In April 2011, when Noah Henry of Camp Hill, Cumberland County decided to take his own life, he left with his family in mind. He wrote them a letter.
Four years later, his mom Conny Henry remembers how much she wanted to read it.
"If you're unlucky enough to join that club of parents who've lost a child, you really do clutch, especially moms, clutch at everything, because you try to bring them back," says Henry.
Noah suffered from a severe anxiety disorder for years. He planned his suicide. But he didn't realize his family wouldn't be allowed to take his letter home. The Cumberland County Coroner's office keeps suicide notes as evidence.
The family hadn't had a chance to read Noah's letter after they found him dead inside his car. The coroner told them they could have a copy of the letter.
"He's not a copy, so I wasn't going to read a copy. If I didn't have the original today I would not read a copy," says Henry. "To know that something that personal was being kept by someone who couldn't care less about my child ... It was some of the worst frustration I've ever encountered."
After fighting for months, the Henry family finally received Noah's original note, which he had written in different colors of ink, on his own paper with a design on it.
"I couldn't wait to get home because it felt like I had him home again," says Henry.
Charley Hall became the Cumberland County Coroner after that incident but the policy is the same. The state has no regulation about suicide notes, and some coroners release them earlier than others.

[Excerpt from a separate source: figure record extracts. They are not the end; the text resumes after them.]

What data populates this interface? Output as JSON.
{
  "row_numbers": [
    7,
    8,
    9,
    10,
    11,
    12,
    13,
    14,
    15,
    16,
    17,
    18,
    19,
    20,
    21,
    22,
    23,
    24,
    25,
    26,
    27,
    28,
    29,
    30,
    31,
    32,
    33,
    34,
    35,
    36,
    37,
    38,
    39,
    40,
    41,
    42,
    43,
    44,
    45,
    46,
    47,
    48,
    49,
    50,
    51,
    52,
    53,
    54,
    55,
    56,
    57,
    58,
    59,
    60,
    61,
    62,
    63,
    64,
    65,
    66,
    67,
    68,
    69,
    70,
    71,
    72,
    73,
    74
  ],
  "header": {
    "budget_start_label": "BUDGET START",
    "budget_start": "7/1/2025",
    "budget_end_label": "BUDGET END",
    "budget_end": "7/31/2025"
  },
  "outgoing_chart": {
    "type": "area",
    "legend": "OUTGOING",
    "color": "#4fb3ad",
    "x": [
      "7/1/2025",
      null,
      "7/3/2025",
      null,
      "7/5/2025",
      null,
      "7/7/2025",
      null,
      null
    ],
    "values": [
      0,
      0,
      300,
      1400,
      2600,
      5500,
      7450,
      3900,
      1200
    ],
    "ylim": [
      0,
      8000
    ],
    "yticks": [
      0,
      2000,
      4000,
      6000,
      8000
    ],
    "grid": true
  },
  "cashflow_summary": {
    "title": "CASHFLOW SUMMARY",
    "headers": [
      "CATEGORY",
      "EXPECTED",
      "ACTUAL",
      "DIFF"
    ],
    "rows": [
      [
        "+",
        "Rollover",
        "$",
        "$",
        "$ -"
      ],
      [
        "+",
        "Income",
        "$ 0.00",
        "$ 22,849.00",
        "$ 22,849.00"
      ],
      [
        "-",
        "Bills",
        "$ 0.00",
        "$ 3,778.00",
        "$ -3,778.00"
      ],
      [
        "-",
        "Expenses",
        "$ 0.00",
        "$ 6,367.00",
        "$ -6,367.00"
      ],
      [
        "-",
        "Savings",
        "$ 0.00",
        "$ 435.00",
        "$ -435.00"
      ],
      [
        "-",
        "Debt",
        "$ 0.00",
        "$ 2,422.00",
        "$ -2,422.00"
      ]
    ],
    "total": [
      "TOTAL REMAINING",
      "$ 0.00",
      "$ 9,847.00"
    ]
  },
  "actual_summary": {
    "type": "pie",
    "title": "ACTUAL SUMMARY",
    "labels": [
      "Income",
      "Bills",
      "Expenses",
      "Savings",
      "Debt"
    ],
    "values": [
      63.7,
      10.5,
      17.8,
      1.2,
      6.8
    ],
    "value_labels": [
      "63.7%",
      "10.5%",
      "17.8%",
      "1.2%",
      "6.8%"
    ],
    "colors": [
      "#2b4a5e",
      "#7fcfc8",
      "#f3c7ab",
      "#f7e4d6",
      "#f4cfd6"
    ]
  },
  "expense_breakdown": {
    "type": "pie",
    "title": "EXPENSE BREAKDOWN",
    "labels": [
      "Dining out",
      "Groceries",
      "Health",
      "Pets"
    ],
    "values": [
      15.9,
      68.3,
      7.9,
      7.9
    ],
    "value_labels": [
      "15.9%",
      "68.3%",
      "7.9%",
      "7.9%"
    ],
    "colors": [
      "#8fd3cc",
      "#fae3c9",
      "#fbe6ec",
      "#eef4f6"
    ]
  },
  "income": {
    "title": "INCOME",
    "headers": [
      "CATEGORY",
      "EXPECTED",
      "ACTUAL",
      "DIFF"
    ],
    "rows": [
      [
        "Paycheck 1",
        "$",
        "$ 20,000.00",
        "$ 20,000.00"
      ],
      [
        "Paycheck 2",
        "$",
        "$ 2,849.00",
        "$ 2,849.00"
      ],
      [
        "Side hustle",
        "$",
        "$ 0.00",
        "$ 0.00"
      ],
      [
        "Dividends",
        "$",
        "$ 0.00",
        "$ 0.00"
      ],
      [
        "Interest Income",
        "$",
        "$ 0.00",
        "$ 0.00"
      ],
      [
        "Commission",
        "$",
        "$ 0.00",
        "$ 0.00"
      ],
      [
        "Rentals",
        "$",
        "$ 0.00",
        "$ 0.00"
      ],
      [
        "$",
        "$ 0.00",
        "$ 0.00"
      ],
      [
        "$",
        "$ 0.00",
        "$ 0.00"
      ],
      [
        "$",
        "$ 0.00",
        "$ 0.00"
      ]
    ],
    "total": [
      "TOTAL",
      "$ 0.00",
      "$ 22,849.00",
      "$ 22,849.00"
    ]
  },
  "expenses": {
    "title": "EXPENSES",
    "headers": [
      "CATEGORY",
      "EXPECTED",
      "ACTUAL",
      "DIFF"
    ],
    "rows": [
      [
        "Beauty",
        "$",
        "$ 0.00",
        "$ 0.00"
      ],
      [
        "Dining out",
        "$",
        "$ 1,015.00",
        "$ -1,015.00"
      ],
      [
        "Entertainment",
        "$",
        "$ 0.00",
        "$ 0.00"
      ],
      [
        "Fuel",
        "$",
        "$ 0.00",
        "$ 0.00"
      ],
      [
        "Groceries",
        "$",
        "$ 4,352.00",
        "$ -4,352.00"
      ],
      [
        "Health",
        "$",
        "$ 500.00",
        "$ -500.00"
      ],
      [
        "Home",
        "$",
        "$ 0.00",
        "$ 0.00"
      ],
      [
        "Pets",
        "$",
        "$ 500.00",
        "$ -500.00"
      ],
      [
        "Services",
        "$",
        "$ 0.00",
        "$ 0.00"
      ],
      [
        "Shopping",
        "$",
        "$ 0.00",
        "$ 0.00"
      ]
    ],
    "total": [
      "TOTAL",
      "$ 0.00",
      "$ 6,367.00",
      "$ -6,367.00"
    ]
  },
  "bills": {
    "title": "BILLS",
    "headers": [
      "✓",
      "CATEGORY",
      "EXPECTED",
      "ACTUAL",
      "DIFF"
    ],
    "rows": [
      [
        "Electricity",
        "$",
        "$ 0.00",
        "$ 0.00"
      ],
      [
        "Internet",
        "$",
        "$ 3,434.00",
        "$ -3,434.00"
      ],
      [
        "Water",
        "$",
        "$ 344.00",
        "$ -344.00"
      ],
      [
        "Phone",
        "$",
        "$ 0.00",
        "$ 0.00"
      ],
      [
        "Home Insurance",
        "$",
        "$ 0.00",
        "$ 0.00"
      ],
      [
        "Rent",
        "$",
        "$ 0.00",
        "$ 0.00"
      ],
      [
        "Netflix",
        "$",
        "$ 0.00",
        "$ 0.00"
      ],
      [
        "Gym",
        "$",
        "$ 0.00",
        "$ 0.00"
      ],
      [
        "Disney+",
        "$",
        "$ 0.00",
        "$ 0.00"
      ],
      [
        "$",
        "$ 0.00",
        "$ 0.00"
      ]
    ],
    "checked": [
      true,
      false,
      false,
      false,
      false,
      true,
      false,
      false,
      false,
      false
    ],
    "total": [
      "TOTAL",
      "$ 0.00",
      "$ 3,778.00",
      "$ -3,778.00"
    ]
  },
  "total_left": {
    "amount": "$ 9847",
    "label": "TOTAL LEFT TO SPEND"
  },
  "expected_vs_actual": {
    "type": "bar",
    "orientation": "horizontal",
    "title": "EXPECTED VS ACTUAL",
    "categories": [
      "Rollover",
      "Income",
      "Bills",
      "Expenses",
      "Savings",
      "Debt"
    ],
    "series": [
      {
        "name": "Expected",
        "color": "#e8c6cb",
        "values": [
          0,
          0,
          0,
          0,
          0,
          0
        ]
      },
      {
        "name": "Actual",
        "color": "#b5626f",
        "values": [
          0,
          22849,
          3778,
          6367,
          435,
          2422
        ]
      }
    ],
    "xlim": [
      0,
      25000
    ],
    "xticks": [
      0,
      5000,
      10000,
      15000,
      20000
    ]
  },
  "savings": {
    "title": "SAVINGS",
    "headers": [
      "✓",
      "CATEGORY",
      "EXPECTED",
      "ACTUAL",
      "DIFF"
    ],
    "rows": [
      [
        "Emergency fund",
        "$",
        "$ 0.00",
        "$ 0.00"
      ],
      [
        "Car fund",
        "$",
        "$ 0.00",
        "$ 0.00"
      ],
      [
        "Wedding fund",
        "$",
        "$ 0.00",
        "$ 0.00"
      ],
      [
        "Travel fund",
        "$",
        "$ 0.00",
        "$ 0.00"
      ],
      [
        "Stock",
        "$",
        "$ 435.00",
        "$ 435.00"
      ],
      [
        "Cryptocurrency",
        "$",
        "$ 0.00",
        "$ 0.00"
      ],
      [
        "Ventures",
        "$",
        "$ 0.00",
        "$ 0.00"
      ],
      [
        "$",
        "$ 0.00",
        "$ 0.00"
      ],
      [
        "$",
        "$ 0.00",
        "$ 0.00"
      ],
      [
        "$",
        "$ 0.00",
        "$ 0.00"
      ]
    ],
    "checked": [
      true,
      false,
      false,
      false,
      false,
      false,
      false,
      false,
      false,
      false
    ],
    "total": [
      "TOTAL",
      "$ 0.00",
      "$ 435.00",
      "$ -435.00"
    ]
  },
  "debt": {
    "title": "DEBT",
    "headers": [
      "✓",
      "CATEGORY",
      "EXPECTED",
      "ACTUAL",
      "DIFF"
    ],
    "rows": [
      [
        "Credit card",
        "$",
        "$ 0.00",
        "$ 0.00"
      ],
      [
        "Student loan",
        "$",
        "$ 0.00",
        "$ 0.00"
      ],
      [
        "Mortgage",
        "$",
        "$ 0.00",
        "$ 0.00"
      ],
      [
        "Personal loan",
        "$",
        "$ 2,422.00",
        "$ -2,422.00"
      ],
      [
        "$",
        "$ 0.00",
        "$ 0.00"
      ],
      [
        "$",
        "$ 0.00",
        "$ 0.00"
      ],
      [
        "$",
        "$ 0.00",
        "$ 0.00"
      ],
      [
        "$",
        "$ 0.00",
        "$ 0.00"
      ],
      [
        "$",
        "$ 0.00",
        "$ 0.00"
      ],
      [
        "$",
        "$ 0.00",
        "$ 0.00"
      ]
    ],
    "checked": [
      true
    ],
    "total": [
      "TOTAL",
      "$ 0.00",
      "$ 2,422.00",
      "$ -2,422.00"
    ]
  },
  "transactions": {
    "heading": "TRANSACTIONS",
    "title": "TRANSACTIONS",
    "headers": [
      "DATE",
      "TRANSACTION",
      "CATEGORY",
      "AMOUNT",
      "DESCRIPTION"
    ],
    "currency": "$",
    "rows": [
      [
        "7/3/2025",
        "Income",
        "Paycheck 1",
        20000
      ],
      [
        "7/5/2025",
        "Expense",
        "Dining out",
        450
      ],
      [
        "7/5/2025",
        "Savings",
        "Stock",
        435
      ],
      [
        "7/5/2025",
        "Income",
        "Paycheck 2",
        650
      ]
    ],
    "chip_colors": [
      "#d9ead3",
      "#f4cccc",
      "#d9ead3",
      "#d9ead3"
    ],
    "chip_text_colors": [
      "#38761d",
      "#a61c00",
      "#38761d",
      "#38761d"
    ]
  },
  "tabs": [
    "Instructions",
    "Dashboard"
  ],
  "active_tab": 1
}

But Hall says he considers them evidence, if a suicide turns out to be a homicide. The note can be analyzed for handwriting.
"We have to maintain suicide records indefinitely. And in my opinion a suicide note is part of a suicide record," says Hall. "Once the evidence is gone, it's gone. There's no getting it back and even if you would get it back the attorneys would have a free for all."
Henry says she hopes for some kind of regulation that will help grieving families get their loved ones' original letters.